One of the things that will remain is our increased use of video conferencing, due to increased numbers of people working remotely or from home. While people will adjust to this over time, some will no doubt have a more difficult time than others. One of the issues people are facing is virtual fatigue, also known as Zoom fatigue.
In our current blog series, we’re continuing to investigate what causes this phenomenon, and also what you can do to help to prevent it or minimise its effects, both for yourself and for your colleagues.
We’re using to seeing ourselves in a mirror, but video chat can sometimes be quite different. For the purposes of communication and clarity, we often need to be able to see what we are showing to the other people in the video call. This means having a duplicate of our own video stream up on screen. This can often make people incredibly self-conscious – in a typical conversation, of course, you don’t see yourself. It can make people incredibly self-critical and the pressure to present yourself as perfectly as you want to can be exhausting.
Everyone is aware that facial expressions, body language and gestures don’t often translate well over video, and lots of people try (consciously or subconsciously) to exaggerate their reactions in order to help get their point across or to show their feeling on a given topic. This act of overcompensating in itself can also be exhausting, as people are constantly aware of how they are reacting and being seen by others – although, in reality, the other participants in the conversation are often less focused on these small details than one might think.
One of many useful things to come from this particular technology is that it has increased the level of contact that people have with those who find it difficult to meet in person, for whatever reason. Whether a physical disability, a form of social anxiety or even just physical distance, the increasing prevalence and development of video conferencing and collaboration tools has made life easier for many people. Those who struggle to meet people face-to-face sometimes struggle less if that contact is remote. Not just for work or educational purposes, but for doctors’ appointments and therapy sessions, socialising and other events in general.

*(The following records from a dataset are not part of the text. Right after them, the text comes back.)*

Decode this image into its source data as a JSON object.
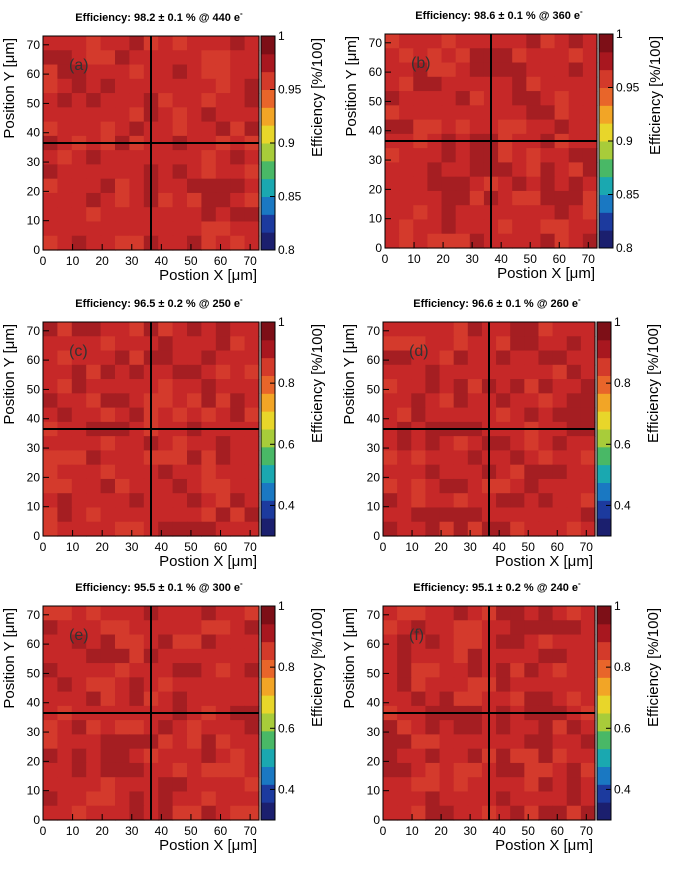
{
  "chart_data": [
    {
      "type": "heatmap",
      "panel": "(a)",
      "title_prefix": "Efficiency: ",
      "value": "98.2",
      "pm": "± 0.1",
      "unit_part": " % @ ",
      "charge": "440 e",
      "charge_sup": "-",
      "xlabel": "Postion X [μm]",
      "ylabel": "Position Y [μm]",
      "zlabel": "Efficiency [%/100]",
      "xlim": [
        0,
        73
      ],
      "ylim": [
        0,
        73
      ],
      "xticks": [
        0,
        10,
        20,
        30,
        40,
        50,
        60,
        70
      ],
      "yticks": [
        0,
        10,
        20,
        30,
        40,
        50,
        60,
        70
      ],
      "zlim": [
        0.8,
        1.0
      ],
      "zticks": [
        0.8,
        0.85,
        0.9,
        0.95,
        1
      ],
      "zticklabels": [
        "0.8",
        "0.85",
        "0.9",
        "0.95",
        "1"
      ],
      "grid_bins": [
        15,
        15
      ],
      "mean_efficiency": 0.982,
      "cross_lines": {
        "x": 36.5,
        "y": 36.5
      }
    },
    {
      "type": "heatmap",
      "panel": "(b)",
      "title_prefix": "Efficiency: ",
      "value": "98.6",
      "pm": "± 0.1",
      "unit_part": " % @ ",
      "charge": "360 e",
      "charge_sup": "-",
      "xlabel": "Postion X [μm]",
      "ylabel": "Position Y [μm]",
      "zlabel": "Efficiency [%/100]",
      "xlim": [
        0,
        73
      ],
      "ylim": [
        0,
        73
      ],
      "xticks": [
        0,
        10,
        20,
        30,
        40,
        50,
        60,
        70
      ],
      "yticks": [
        0,
        10,
        20,
        30,
        40,
        50,
        60,
        70
      ],
      "zlim": [
        0.8,
        1.0
      ],
      "zticks": [
        0.8,
        0.85,
        0.9,
        0.95,
        1
      ],
      "zticklabels": [
        "0.8",
        "0.85",
        "0.9",
        "0.95",
        "1"
      ],
      "grid_bins": [
        15,
        15
      ],
      "mean_efficiency": 0.986,
      "cross_lines": {
        "x": 36.5,
        "y": 36.5
      }
    },
    {
      "type": "heatmap",
      "panel": "(c)",
      "title_prefix": "Efficiency: ",
      "value": "96.5",
      "pm": "± 0.2",
      "unit_part": " % @ ",
      "charge": "250 e",
      "charge_sup": "-",
      "xlabel": "Postion X [μm]",
      "ylabel": "Position Y [μm]",
      "zlabel": "Efficiency [%/100]",
      "xlim": [
        0,
        73
      ],
      "ylim": [
        0,
        73
      ],
      "xticks": [
        0,
        10,
        20,
        30,
        40,
        50,
        60,
        70
      ],
      "yticks": [
        0,
        10,
        20,
        30,
        40,
        50,
        60,
        70
      ],
      "zlim": [
        0.3,
        1.0
      ],
      "zticks": [
        0.4,
        0.6,
        0.8,
        1
      ],
      "zticklabels": [
        "0.4",
        "0.6",
        "0.8",
        "1"
      ],
      "grid_bins": [
        15,
        15
      ],
      "mean_efficiency": 0.965,
      "cross_lines": {
        "x": 36.5,
        "y": 36.5
      }
    },
    {
      "type": "heatmap",
      "panel": "(d)",
      "title_prefix": "Efficiency: ",
      "value": "96.6",
      "pm": "± 0.1",
      "unit_part": " % @ ",
      "charge": "260 e",
      "charge_sup": "-",
      "xlabel": "Postion X [μm]",
      "ylabel": "Position Y [μm]",
      "zlabel": "Efficiency [%/100]",
      "xlim": [
        0,
        73
      ],
      "ylim": [
        0,
        73
      ],
      "xticks": [
        0,
        10,
        20,
        30,
        40,
        50,
        60,
        70
      ],
      "yticks": [
        0,
        10,
        20,
        30,
        40,
        50,
        60,
        70
      ],
      "zlim": [
        0.3,
        1.0
      ],
      "zticks": [
        0.4,
        0.6,
        0.8,
        1
      ],
      "zticklabels": [
        "0.4",
        "0.6",
        "0.8",
        "1"
      ],
      "grid_bins": [
        15,
        15
      ],
      "mean_efficiency": 0.966,
      "cross_lines": {
        "x": 36.5,
        "y": 36.5
      }
    },
    {
      "type": "heatmap",
      "panel": "(e)",
      "title_prefix": "Efficiency: ",
      "value": "95.5",
      "pm": "± 0.1",
      "unit_part": " % @ ",
      "charge": "300 e",
      "charge_sup": "-",
      "xlabel": "Postion X [μm]",
      "ylabel": "Position Y [μm]",
      "zlabel": "Efficiency [%/100]",
      "xlim": [
        0,
        73
      ],
      "ylim": [
        0,
        73
      ],
      "xticks": [
        0,
        10,
        20,
        30,
        40,
        50,
        60,
        70
      ],
      "yticks": [
        0,
        10,
        20,
        30,
        40,
        50,
        60,
        70
      ],
      "zlim": [
        0.3,
        1.0
      ],
      "zticks": [
        0.4,
        0.6,
        0.8,
        1
      ],
      "zticklabels": [
        "0.4",
        "0.6",
        "0.8",
        "1"
      ],
      "grid_bins": [
        15,
        15
      ],
      "mean_efficiency": 0.955,
      "cross_lines": {
        "x": 36.5,
        "y": 36.5
      }
    },
    {
      "type": "heatmap",
      "panel": "(f)",
      "title_prefix": "Efficiency: ",
      "value": "95.1",
      "pm": "± 0.2",
      "unit_part": " % @ ",
      "charge": "240 e",
      "charge_sup": "-",
      "xlabel": "Postion X [μm]",
      "ylabel": "Position Y [μm]",
      "zlabel": "Efficiency [%/100]",
      "xlim": [
        0,
        73
      ],
      "ylim": [
        0,
        73
      ],
      "xticks": [
        0,
        10,
        20,
        30,
        40,
        50,
        60,
        70
      ],
      "yticks": [
        0,
        10,
        20,
        30,
        40,
        50,
        60,
        70
      ],
      "zlim": [
        0.3,
        1.0
      ],
      "zticks": [
        0.4,
        0.6,
        0.8,
        1
      ],
      "zticklabels": [
        "0.4",
        "0.6",
        "0.8",
        "1"
      ],
      "grid_bins": [
        15,
        15
      ],
      "mean_efficiency": 0.951,
      "cross_lines": {
        "x": 36.5,
        "y": 36.5
      }
    }
  ],
  "colors": {
    "cell_base": "#c62828",
    "cell_dark": "#a51e22",
    "cell_light": "#d43a2c",
    "line": "#000000"
  },
  "palette": [
    "#1b1f6e",
    "#1c3a9e",
    "#1a78c2",
    "#1aa8b0",
    "#49b866",
    "#a8cc3a",
    "#e8d62a",
    "#f2a526",
    "#e8652a",
    "#d33a2a",
    "#a8171f",
    "#7d0f17"
  ]
}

Online platforms have seen an increase in interest, more video resources are also now available, for example, for those wanting to learn a new skill or get fit at home. Accessibility has been improved and increased.
On a broader level, some of the events of the COVID-19 lockdowns have also made some people and organisations take both the physical and mental wellbeing of their colleagues, students or employees, or perhaps even themselves more seriously, with many new initiatives launched and projects funded, and an increase in numbers of people accessing services online to improve their physical or mental health.